Saturday, July 28, 2007

The Return of Hyper-Threading (Technology)

When one sees the comparisons between the upcoming AMD processors and Nehalem, many people seem to forget that Nehalem will mark the return of Hyper-Threading Technology (HTT for short). I know that the first instinct of some of the readers will be to laugh at this, and say that HTT failed before and will fail again, but bear with me, as I try to show you why this may be more important than you think.

HTT is just the commercial name Intel gives to their implementation of SMT (Simultaneous Multithreading). SMT was first researched by IBM in 1968, and saw its first implementation in a commercial microprocessor in the Alpha EV8 (never released). Other processors with SMT include the PowerPC G5 and the SUN Niagara. So now you see HTT is not a dumb concept invented by Intel.

When Intel released the first implementations of HTT, depending on the application, you could get a speed boost from 30% to ¡¡¡-30%!!! (yes, that is a minus).. Latter designs improved the situation yielding gains from 0% to 30% depending on workload (in both cases compared with a P4 with HTT disabled).

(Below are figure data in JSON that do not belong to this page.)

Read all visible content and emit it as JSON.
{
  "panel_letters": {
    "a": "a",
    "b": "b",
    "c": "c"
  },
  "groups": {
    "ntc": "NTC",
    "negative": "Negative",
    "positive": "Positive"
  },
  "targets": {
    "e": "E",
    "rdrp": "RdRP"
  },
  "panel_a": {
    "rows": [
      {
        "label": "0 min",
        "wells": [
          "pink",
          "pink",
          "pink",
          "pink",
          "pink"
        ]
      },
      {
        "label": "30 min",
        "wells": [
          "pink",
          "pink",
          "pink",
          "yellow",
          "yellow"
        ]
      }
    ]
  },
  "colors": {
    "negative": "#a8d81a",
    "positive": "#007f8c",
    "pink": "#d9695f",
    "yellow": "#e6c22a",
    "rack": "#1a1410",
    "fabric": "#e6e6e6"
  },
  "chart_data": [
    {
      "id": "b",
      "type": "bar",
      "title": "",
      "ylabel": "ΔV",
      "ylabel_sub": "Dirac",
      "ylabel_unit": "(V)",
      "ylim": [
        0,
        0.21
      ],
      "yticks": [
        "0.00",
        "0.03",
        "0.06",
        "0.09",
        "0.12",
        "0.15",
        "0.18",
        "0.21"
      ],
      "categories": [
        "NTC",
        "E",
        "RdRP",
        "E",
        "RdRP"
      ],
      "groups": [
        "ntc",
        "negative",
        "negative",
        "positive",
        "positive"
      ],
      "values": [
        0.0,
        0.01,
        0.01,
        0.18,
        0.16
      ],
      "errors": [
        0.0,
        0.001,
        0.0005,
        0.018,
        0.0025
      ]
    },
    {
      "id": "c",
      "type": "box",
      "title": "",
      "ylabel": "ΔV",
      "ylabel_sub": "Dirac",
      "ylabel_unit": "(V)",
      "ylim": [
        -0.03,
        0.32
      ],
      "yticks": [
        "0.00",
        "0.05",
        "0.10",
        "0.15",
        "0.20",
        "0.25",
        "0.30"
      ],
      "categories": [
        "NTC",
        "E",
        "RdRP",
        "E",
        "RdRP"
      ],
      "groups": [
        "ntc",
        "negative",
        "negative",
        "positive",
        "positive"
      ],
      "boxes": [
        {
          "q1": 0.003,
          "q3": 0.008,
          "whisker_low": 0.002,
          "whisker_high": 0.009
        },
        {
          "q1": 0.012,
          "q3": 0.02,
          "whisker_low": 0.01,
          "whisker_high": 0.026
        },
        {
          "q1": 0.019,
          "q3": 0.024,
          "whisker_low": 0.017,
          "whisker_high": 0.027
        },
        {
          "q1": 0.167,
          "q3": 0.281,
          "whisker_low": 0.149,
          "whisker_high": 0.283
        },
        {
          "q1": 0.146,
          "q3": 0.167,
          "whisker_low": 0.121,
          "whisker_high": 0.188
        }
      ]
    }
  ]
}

Intel Indicated that, in the P4, the increase in silicon area to include HTT was around 5%.

¿So, why Intel incorporated HTT in the processors? A few of the reasons are:
* The P4 had really long pipelines (way too long in my opinion, but that is easy to say now in 2007). By putting HTT there, the processor could do useful work in case some execution units where idle, masking a little bit the long pipeline problem. Oh, and memory latency is always a problem for any µProcessor manufacturer.
* Intel is interested in selling more microprocessors, so even if they did not believe in multicores (at the time), they would have loved (at that time) to sell something like AMD’s 4x4. But, without the software makers getting serious, that was not possible, HTT was a cheap way to get “Multiprocessing” to the masses, to let people see the benefits, and to let developers have a test bed of sorts where to try multithreaded code. Actually, HTT is credited with finally forcing Creative Labs to correct the SoundBlaster drivers to work in machines with more than one Processor (real or virtual).
* To have another bell to list in the brochures in the fight against AMD (¡Nehner nehner! ¡We have SMT! ¡and you do-on‘t!).

So, if SMT is a good idea, used in many other processors aside from Intel’s, and if there were good reasons to launch it ¿Why it became a joke?

Let’s explore what can fail in an HTT implementation.

There are factors which are not under Intel’s control, like applications not being designed to profit from HTT, or the OS scheduler may do a very dumb work assigning threads to the real or virtual processors.

There are others that are, more or less, under Intel’s control:
A.) The memory bandwidth may not be enough, “starving“ the microprocessor.
B.) There can be “Cache Trashing”, or cache insufficiency.
C.) There may not be enough Execution Units in your processor to handle both threads, leading to contention.

Solving ‘A’ is easy. The brute force approach will be to increase the FSB frequency. The elegant approach would be to design a better access method to memory and Inter Processor Communication, like what AMD did integrating the memory controller and doing CHT, or what Intel plans to do in Nehalem with CSI and an integrated Memory controller as well.

Solving ‘B’ again is easy. The brute force approach is to have a bigger cache. The elegant solution is to increase the “way-set associative-ness ” of your cache (going from 4 way set associative to 8 way, or 16 way)

Solving ‘C’, on the other hand, requires a brand new processor.

Now look at the differences between a P4 and a Nehalem.

Where the P4 had a FSB with around 533Mhz at the time of HTT introduction, and no integrated memory controller, Nehalem will have CSI and an IMC, and even if they had still a FSB, the FSB is now in the 1600Mhz territory, try to imagine the FSM at Nehalem‘s debut.

Where the P4 had a mere 512KB cache 8 way set associative, Penryn will have around 6MB (shared between two processors). And since the “set associativeness” for the current Core architecture is 16 way, one can only wonder what the cahce size and set-associativeness for Nehalem will be.

Where the P4 had four execution ports, the current Core architecture has 6, and one has to wonder how many of those will Nehalem have.

Couple that with the Dynamic acceleration technology and try to imagine one of your cores lying dormant while the real core, now accelerated serves your single threaded (i.e. gaming) needs, while the virtual core serves your OS and ancillary needs. If on top of that the needs are different at the MicroInstruction level (the game is doing heavy SIMD, while the OS is doing mostly integer) so much the better.

Finally Linux has adapted to HTT and Multicore, MacOS as well (remember, the PowerPC G5 had SMT), and so will be Windows by the time Nehalem debuts.

The analysts and comparers better begin to figure out how much of a speedup will the reintroduction of HTT bring, and factor it in the comparisons.